Shaw writes that stories are “technologies for defeating demons.” The demons these guys are fighting include the ones they picked up online—distorted views of women, resentment dressed as tradition, intellectual pride, the need to be special or initiated into secret knowledge.
A story that shows transformation happening through ordinary practice, through humility, through the actual mysteries the Church offers everyone—that’s a technology for defeating those particular demons.
But we can’t just hand them this new book and call it good. We have to find a way to engage with where they are instead of just correcting where they’re wrong. Perhaps we can do this by allowing Shaw to translate their legitimate spiritual hunger out of the language of online frameworks and into the vernacular of lived, embodied experience.
And no matter who is pointing them out, it’s good for us to keep our eyes open to real problems in parish life, in how we’ve sometimes reduced Orthodoxy to ethnic tradition or therapeutic niceness or social club. The cosmic vision is real, and there is a place for the symbolic reading of reality in the Orthodox life. No one is wrong to want that.

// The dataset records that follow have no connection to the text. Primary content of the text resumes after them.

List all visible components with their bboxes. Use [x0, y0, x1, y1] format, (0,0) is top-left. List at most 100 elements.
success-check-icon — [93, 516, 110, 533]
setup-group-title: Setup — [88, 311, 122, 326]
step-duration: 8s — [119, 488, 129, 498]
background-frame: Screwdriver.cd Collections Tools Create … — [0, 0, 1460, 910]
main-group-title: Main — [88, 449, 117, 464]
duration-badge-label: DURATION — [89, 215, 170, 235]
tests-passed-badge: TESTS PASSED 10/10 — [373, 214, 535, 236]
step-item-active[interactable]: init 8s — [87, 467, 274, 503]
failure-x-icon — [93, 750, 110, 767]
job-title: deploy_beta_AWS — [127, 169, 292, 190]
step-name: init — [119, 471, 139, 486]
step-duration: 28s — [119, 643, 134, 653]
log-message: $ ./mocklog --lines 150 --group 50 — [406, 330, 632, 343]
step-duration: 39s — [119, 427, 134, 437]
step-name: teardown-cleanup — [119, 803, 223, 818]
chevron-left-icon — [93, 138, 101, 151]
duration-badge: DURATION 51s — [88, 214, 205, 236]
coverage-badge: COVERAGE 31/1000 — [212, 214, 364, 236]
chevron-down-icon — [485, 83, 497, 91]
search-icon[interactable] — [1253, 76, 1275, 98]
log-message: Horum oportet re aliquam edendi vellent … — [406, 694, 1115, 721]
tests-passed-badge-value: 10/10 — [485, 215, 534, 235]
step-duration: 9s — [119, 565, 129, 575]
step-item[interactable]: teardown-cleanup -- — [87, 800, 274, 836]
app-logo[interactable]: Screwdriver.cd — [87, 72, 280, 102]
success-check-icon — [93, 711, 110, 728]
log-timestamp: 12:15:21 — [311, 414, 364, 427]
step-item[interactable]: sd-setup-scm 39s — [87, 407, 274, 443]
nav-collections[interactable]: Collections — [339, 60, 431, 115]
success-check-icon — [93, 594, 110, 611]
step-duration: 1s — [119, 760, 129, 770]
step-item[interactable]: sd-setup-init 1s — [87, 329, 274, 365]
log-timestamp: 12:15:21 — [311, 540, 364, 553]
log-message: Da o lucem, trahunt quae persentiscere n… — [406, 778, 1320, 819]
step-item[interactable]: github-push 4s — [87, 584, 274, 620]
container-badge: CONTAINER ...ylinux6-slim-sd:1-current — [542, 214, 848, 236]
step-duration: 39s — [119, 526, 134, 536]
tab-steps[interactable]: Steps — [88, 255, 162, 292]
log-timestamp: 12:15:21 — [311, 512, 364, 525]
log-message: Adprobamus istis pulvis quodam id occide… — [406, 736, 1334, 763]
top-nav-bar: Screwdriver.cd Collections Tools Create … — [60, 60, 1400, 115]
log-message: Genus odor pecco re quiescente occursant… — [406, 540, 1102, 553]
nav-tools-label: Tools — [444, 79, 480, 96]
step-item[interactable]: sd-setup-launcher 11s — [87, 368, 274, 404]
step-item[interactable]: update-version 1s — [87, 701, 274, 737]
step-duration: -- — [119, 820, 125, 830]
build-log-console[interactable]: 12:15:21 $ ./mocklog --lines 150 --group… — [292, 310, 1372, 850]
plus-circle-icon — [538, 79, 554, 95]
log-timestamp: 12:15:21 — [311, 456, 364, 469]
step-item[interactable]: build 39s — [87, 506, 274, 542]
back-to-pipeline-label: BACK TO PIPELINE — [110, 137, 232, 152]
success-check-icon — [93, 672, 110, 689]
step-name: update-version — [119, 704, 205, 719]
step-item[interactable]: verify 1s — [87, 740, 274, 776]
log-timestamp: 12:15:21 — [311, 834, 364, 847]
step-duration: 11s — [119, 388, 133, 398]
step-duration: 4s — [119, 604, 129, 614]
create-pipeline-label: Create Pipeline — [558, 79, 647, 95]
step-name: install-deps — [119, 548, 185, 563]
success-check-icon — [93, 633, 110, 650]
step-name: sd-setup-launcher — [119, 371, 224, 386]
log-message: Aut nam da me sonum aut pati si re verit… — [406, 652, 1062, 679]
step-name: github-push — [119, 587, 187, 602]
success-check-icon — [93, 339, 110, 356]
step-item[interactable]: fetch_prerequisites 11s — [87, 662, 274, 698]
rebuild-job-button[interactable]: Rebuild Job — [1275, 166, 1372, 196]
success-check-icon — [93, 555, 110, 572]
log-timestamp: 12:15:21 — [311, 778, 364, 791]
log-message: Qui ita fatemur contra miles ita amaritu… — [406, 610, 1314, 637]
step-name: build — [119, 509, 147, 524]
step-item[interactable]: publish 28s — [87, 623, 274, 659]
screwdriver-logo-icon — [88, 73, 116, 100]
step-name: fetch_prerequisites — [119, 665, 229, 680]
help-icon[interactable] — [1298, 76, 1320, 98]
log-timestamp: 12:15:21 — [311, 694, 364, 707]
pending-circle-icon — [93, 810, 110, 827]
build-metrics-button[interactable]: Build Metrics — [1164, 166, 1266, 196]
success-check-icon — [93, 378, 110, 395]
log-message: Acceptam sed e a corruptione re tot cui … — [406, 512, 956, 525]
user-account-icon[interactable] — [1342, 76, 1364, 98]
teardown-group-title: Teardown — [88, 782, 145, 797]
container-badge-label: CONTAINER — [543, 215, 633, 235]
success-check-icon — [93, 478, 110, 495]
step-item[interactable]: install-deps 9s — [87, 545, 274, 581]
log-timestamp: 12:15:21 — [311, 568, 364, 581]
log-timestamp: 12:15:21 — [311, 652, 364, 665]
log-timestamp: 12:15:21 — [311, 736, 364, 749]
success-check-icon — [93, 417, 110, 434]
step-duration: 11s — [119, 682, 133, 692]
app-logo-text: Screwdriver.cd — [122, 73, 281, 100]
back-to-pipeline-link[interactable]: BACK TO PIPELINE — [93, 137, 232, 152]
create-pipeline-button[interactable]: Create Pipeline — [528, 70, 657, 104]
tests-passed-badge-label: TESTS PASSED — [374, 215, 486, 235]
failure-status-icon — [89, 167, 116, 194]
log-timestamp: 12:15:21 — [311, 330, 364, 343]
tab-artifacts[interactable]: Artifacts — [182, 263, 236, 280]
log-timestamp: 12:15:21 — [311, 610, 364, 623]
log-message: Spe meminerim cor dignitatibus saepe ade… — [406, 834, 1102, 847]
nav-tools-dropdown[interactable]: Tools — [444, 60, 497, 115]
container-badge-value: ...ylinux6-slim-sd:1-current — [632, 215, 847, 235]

But we also know that the devil is a wily guy, good at taking our best intentions and turning them against us. We can look for the right things in the wrong ways—through content consumption or masculine identity consolidation instead of through liturgical practice and cross-carrying.
Shaw’s gift is showing a third way: Not secularized therapeutic Orthodoxy, not reactionary masculine retrieval, but mythopoetic encounter with God through the actual ordinary means of creative liturgical life.

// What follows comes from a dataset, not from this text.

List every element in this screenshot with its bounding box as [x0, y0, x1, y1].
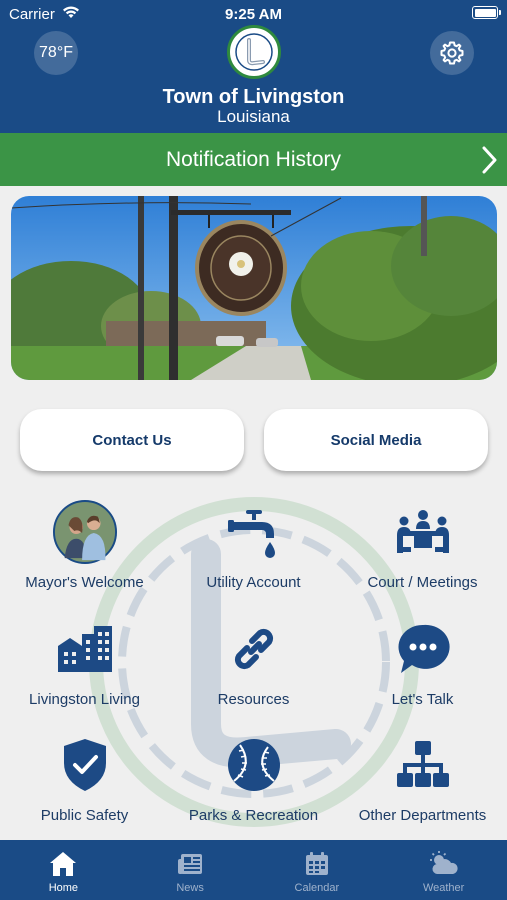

I don’t think Shaw is a magic bullet. Some guys are too invested in their online identities to be reached-- they are held captive by one of the many malign forces of fairyland. Some will need firmer correction than a book recommendation, and need their spiritual fathers to tell them directly: “Your attitude is sinful and you need to repent.”
But for the ones who are genuinely seeking? For the ones who have real spiritual hunger underneath the problematic frameworks? For the ones who might actually be willing to be transformed instead of just validated?
Shaw promises to be a real bridge from where they are to where they need to be: From online consumption to embodied practice. From masculine retrieval to human transformation. From “we men” to “we who carry crosses”-- which is to say, everyone who follows Christ.
And that might be exactly what our parishes need right now.


I’ve read several of Shaw’s books, subscribed to The House of Beasts and Vines, and taken several classes. He may well be a bridge because he has a healthy respect for and liking of women. This comes out in the stories he tells. He knows the chivalric tradition that honors women. He honors elder women. I have found him to be warm and generous.
The story Parzival would be a marvelous study for young men. His Symbolic World course Quest for the Holy Grail and/or book Snowy Tower would make a good discussion group. I wish I had it for teaching my inner city kids.
As someone whose path to Orthodoxy did start with Peterson and Pageau, it's been interesting hearing other people talk about the orthobros. At a certain point I began to wonder, am I in that category? This is helpful in getting a feel for what a healthy path looks like. Obviously it's great to find ideas that are fascinating, especially when they can help put pieces of your life and experience together in ways that are healthier and more sensible than your previous paradigm. That's for sure the role that Pageau et al played for me. But if they just remain ideas, a new set of concepts to debate about, or worse, just a new quasi-edgy right-wing vibe that you feel expresses your identity, then you're doing the same modern thing that everyone else is doing -- just the Orthodox flavor of it. But it seems like genuinely entering into Orthodoxy is much more than that. Anyway, I appreciate your point here.